By  1987 they had more than doubled.

Then  the Guardian told us  in 2003 that, “…Bhutan, the fabled Himalayan Shangri-la, became the last  nation on earth to introduce television. Suddenly a culture, barely changed in  centuries, was bombarded by 46 cable channels. And all too soon came Bhutan’s  first crime wave – murder, fraud, drug offences.” The serpent had struck  again.

And  exactly how it strikes is interesting…and scary. Lt. Col. David Grossman, a  former West Point military psychologist and one of the world’s foremost experts  on what he calls “killology,” explains the process well. In his essay “Trained  to Kill,” he speaks of how the military learned that during WWII only 15 to 20  percent of riflemen would actually shoot at an exposed enemy soldier. Yet this  rate was increased to 55 percent during the Korean War and then 90 percent in  Vietnam. How? By applying psychological principles, says Grossman, identical to the  forces our children are exposed to through entertainment.
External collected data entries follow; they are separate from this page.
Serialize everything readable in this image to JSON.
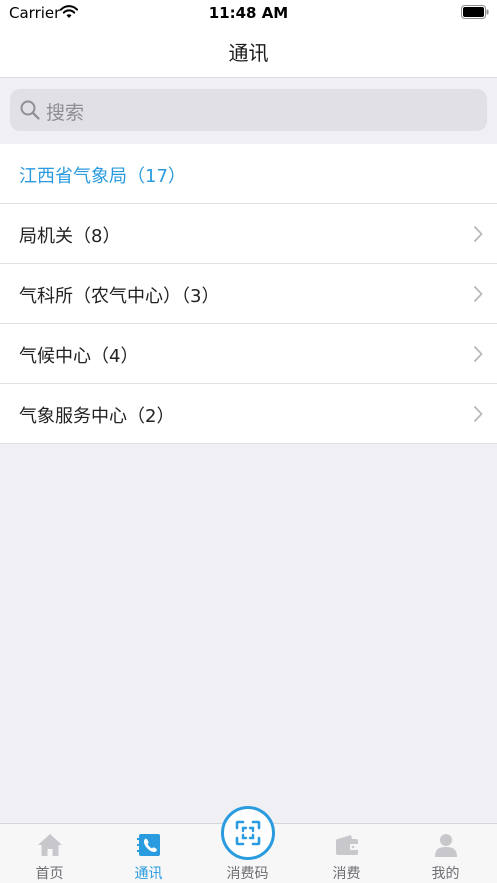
{
  "status_bar": {
    "carrier": "Carrier",
    "time": "11:48 AM"
  },
  "nav": {
    "title": "通讯"
  },
  "search": {
    "placeholder": "搜索"
  },
  "list": {
    "header": "江西省气象局（17）",
    "items": [
      {
        "label": "局机关（8）"
      },
      {
        "label": "气科所（农气中心）（3）"
      },
      {
        "label": "气候中心（4）"
      },
      {
        "label": "气象服务中心（2）"
      }
    ]
  },
  "tabs": [
    {
      "label": "首页",
      "icon": "home-icon",
      "active": false
    },
    {
      "label": "通讯",
      "icon": "contacts-icon",
      "active": true
    },
    {
      "label": "消费码",
      "icon": "scan-code-icon",
      "active": false
    },
    {
      "label": "消费",
      "icon": "wallet-icon",
      "active": false
    },
    {
      "label": "我的",
      "icon": "profile-icon",
      "active": false
    }
  ],
  "colors": {
    "accent": "#2b9be0",
    "background": "#efeff4",
    "inactive_tab": "#c8c8cc"
  }
}
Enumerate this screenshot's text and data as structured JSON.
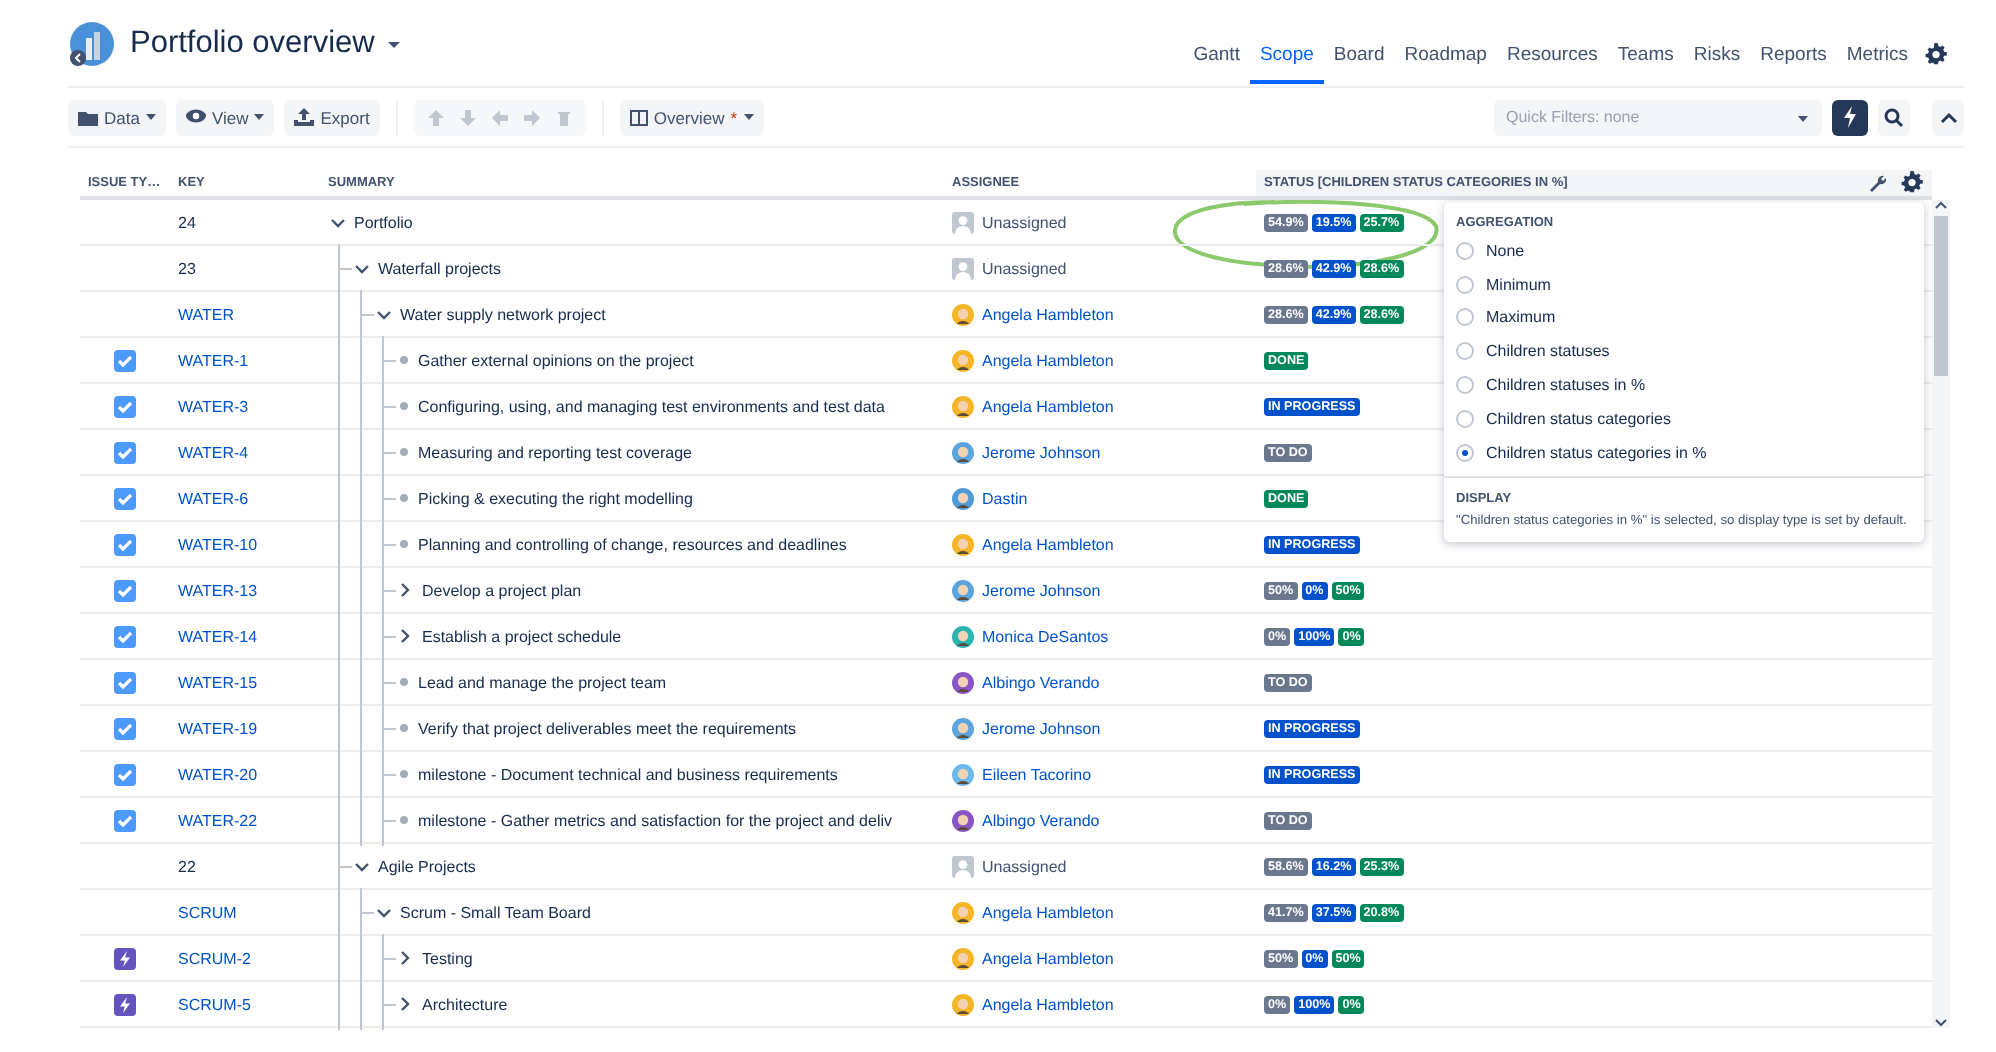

They are (all  quotations are Grossman’s):

  • Brutalization  and desensitization: this occurs in boot camp where the training is designed “to  break down your existing mores and norms and to accept a new set of values that  embrace destruction, violence, and death as a way of life.” Entertainment can  perhaps be even more effective when doing this to children because the process  often starts when they’re too young to distinguish between fantasy and reality.  Grossman explains:
    • To  have a child of three, four, or five watch a “splatter” movie, learning to  relate to a character for the first 90 minutes and then in the last 30 minutes  watch helplessly as that new friend is hunted and brutally murdered is the moral  and psychological equivalent of introducing your child to a friend, letting  [him] play with that friend, and then butchering that friend in front of your  child’s eyes.
  • Classical  conditioning: the Japanese employed this during WWII. Soldiers would have to  watch and cheer as a few of their comrades bayoneted prisoners to death. All the  servicemen were then “treated to sake, the best meal they had had in months, and  to so-called comfort girls. The result? They learned to associate committing  violent acts with pleasure.” Likewise, today “[o]ur children watch vivid  pictures of human suffering and death, learning to associate it with their  favorite soft drink and candy bar, or their girlfriend’s perfume.”
  • Operant  conditioning: “When people are frightened or angry, they will do what they have  been conditioned to do…. [It’s] stimulus-response, stimulus-response.” Thus,  one of the ways the military increased riflemen’s willingness to shoot exposed  enemies was to switch from the bull’s-eye targets of WWII training to  “realistic, man-shaped silhouettes that pop into their field of view.” The  soldiers have only a split-second to engage this new “stimulus” with the  response of firing reflexively. As for kids, “every time a child plays an  interactive point-and-shoot video game, he is learning the exact same  conditioned reflex and motor skills.” This can help explain, says Grossman, why  robbers under stress will sometimes reflexively shoot victims even when it  wasn’t “part of the plan.”

If  the above seems at all simplistic, note that it’s a life’s work boiled-down to  500 words. Suffice it to say, however, that entertainment has an effect. And do  we really consider today’s entertainment benign? We’ve transitioned from a  pre-TV America where boys sometimes brought real guns to school for target  shooting to a TV-addicted America where boys bring toy guns to school and get  suspended. And, of course, the reasons for this societal sea change are complex.  But if we’re going to point to one factor, is it wiser to blame the AR-15 than  PG-13?